3. Creation. By tapping into personal passions, content creation can be relevant and personalised. That doesn’t have to be about making five billion versions but perhaps a number of macro pieces that are identified in the desired consumer, with hundreds or thousands of personalised variations automatically served. We can ensure the right person got the best possible message.
4. Activation. This might involve sitting and listening for a trigger. A brand could wait until someone lands on a particular piece of content, exhibits particular behaviour or buy an audience en masse for the coverage but bid for it dynamically at an individual level. It’s all managed in real-time across any touchpoint, in owned and paid for channels, thus truly integrating digital advertising channels with the more traditional direct channels.
Using our proprietary approach – I listen, I see, I do – helps brands identify their next customer in real-time. Accurately finding and communicating with this next customer is not as simple as demographics, or even psychographics.
It involves collecting, organising and matching the brand’s different data-sets to our data. It includes a whole world of rich lifestyle data and social identities, email addresses to old school telephone numbers.

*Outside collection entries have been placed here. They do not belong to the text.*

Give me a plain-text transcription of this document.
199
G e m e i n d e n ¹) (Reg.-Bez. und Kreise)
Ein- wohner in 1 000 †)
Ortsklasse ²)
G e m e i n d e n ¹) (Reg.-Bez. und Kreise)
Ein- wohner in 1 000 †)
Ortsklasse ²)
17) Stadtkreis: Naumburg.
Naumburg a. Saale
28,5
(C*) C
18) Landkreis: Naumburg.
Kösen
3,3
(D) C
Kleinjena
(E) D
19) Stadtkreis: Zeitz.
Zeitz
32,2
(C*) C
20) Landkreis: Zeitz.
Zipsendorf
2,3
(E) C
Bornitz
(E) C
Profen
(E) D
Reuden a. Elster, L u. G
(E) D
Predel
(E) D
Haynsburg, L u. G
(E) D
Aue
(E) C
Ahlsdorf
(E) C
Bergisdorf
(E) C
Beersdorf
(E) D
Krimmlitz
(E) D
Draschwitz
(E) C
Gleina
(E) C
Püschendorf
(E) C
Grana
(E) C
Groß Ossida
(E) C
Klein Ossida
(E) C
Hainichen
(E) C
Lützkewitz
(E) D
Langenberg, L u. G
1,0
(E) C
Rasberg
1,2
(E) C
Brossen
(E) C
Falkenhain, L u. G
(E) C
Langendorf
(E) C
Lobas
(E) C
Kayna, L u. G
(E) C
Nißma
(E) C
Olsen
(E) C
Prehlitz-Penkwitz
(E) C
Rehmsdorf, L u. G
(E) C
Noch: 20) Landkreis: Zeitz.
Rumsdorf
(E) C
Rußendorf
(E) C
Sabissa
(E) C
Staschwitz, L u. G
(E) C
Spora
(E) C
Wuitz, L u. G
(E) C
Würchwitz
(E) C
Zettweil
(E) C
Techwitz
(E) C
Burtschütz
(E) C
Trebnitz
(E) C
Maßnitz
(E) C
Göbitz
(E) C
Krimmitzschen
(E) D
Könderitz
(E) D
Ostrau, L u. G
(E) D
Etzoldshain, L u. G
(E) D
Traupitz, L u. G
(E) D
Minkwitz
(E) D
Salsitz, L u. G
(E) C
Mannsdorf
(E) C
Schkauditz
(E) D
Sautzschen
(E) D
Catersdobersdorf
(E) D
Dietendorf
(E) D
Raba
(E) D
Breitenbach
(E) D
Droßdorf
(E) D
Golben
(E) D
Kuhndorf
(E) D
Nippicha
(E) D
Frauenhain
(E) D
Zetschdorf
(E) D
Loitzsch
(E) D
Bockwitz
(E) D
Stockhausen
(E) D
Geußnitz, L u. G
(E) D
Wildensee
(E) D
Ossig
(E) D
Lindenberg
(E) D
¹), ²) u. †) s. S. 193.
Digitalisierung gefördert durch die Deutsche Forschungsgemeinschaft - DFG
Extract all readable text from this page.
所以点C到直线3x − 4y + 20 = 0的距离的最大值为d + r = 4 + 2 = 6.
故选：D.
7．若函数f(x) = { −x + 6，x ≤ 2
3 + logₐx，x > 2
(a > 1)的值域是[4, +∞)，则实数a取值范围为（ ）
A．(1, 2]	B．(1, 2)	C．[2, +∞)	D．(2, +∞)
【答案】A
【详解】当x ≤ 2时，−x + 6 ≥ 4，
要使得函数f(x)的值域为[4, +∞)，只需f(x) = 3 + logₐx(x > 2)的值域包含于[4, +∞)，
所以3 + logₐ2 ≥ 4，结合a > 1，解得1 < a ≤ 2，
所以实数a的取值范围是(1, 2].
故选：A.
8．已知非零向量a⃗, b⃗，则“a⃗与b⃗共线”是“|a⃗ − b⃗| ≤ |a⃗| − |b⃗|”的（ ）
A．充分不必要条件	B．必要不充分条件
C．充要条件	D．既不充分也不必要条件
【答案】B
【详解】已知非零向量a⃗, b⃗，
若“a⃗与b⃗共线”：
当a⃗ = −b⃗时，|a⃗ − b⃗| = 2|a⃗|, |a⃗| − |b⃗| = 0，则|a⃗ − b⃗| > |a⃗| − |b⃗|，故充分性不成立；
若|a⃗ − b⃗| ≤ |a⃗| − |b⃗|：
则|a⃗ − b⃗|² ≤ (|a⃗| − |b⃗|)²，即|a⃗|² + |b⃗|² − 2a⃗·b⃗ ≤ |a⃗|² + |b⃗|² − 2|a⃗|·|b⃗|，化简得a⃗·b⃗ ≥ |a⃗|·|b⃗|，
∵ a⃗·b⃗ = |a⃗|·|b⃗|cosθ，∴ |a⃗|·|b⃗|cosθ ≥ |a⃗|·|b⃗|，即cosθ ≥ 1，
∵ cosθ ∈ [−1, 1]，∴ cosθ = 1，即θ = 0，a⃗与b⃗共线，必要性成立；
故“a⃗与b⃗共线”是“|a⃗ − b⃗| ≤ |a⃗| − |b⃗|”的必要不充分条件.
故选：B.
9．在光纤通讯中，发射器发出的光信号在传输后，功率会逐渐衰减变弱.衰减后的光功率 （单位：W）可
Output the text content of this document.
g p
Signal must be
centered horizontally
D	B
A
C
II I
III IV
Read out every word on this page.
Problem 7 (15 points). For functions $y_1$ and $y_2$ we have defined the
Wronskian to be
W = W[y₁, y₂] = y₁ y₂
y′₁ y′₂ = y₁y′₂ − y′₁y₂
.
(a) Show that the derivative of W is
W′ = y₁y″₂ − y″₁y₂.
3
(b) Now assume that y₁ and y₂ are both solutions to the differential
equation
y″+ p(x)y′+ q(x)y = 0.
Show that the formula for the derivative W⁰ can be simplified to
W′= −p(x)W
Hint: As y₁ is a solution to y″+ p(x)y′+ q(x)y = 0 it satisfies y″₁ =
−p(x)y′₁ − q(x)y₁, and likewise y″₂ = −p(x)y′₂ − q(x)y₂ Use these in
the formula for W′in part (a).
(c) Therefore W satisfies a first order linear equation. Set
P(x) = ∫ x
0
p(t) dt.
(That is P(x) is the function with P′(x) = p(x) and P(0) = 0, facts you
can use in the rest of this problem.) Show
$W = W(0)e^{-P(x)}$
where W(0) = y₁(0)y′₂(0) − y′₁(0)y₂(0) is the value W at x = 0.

This is used to provide a holistic view of an individual’s characteristics with pinpoint precision, using AI to continually learn from every interaction and deliver content across devices in powerful moments.
A collision between the discipline of direct marketing and the ability to scale that with digital means brands can see who their customer is, where the next one will be, and target them across multiple devices and channels. It’s created using insights, garnered through data analysis and rooted in live consumer behaviour.
The world of marketing is firmly back in the heartland of direct. Welcome to data directed marketing.